We agreed to try an experimental production on the run up to Hallowe'en which would be clearly advertised as being bloodier and more horrific than usual. Ellen and I wrote and directed a script centred around a ghoulish hotel staffed by reformed psychopaths shocked to discover that one of their number was back to their old tricks. We borrowed heavily from the Grand Guignol, both in style and practical effects. There were bloody fatalities on display throughout - in a climactic moment achieved with detailed application of face paint, latex and deceptive lighting, Ellen's character had the top part of her face ripped away by a hidden razorwire, in front of the assembled guests at the dinner table. The eventual killer was played by Emily, who had the time of her life channeling all her butter-wouldn't-melt energy into evil incarnate. We titled the production New Leaves and temporarily changed our name to the Bloodsoaked Theatre Company, with the word "Blemished" crossed out on the logo.

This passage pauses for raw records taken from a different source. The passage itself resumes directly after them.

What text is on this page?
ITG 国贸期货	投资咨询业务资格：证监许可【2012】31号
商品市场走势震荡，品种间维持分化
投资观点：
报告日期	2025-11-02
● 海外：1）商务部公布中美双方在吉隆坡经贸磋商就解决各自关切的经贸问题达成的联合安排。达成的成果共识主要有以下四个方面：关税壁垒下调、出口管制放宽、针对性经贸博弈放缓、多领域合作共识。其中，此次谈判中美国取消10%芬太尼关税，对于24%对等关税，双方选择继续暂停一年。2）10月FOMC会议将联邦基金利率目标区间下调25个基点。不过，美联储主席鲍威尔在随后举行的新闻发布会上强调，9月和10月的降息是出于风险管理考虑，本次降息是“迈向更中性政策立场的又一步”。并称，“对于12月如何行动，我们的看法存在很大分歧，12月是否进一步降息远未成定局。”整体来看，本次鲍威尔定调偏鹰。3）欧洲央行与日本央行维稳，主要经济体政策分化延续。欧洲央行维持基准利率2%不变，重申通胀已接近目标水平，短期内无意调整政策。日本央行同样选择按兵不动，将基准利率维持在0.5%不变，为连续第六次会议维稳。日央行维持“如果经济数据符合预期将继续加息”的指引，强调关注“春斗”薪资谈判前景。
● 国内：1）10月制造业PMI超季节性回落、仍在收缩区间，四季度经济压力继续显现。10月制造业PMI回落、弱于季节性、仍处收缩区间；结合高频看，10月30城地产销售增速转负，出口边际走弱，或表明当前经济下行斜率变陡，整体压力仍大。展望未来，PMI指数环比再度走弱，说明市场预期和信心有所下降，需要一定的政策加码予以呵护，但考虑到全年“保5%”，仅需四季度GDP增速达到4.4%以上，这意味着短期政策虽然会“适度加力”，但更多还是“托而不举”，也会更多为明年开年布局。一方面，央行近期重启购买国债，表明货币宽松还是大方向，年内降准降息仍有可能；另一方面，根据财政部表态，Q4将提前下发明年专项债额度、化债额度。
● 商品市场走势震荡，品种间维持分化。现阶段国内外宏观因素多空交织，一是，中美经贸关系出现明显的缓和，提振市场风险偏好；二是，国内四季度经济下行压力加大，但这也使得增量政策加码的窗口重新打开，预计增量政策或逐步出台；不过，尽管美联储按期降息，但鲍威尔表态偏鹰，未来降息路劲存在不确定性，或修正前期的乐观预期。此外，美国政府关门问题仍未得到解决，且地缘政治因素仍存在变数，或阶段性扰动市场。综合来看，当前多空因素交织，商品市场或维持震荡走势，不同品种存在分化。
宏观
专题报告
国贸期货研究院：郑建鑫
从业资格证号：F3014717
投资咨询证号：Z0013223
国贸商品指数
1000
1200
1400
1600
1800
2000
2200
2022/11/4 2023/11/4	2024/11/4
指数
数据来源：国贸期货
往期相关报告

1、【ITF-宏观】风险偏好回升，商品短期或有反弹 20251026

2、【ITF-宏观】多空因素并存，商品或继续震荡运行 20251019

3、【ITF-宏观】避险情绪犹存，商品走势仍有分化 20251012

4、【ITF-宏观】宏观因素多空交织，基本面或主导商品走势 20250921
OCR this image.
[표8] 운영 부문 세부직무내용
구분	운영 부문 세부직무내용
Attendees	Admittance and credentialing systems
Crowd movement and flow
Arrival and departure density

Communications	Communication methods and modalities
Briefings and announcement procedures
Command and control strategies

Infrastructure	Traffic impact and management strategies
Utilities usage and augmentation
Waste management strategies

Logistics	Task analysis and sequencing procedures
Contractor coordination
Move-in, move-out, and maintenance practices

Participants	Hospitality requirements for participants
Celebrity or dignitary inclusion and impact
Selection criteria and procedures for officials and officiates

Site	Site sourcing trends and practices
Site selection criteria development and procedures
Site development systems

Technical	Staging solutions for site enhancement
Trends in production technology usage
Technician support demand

It was an underground hit. We extended the run well into December, by which time our mailing list had filled up with scores of new fans eager for more. We got positive reviews and features from all over. There was no turning back, from then on horror mysteries were our thing. We combined our experimental and actual names into the Blemished and Bloodsoaked Theatre Company for a while, before reverting to plain old Blemished once our new identity had been established.

By the way, did that whole Desdemona interpretation remind you of anyone?
The coked up Acorn of London was no Moor of Venice, but his victim took her own pent up explosion of passion and energy all the way with her to the afterlife.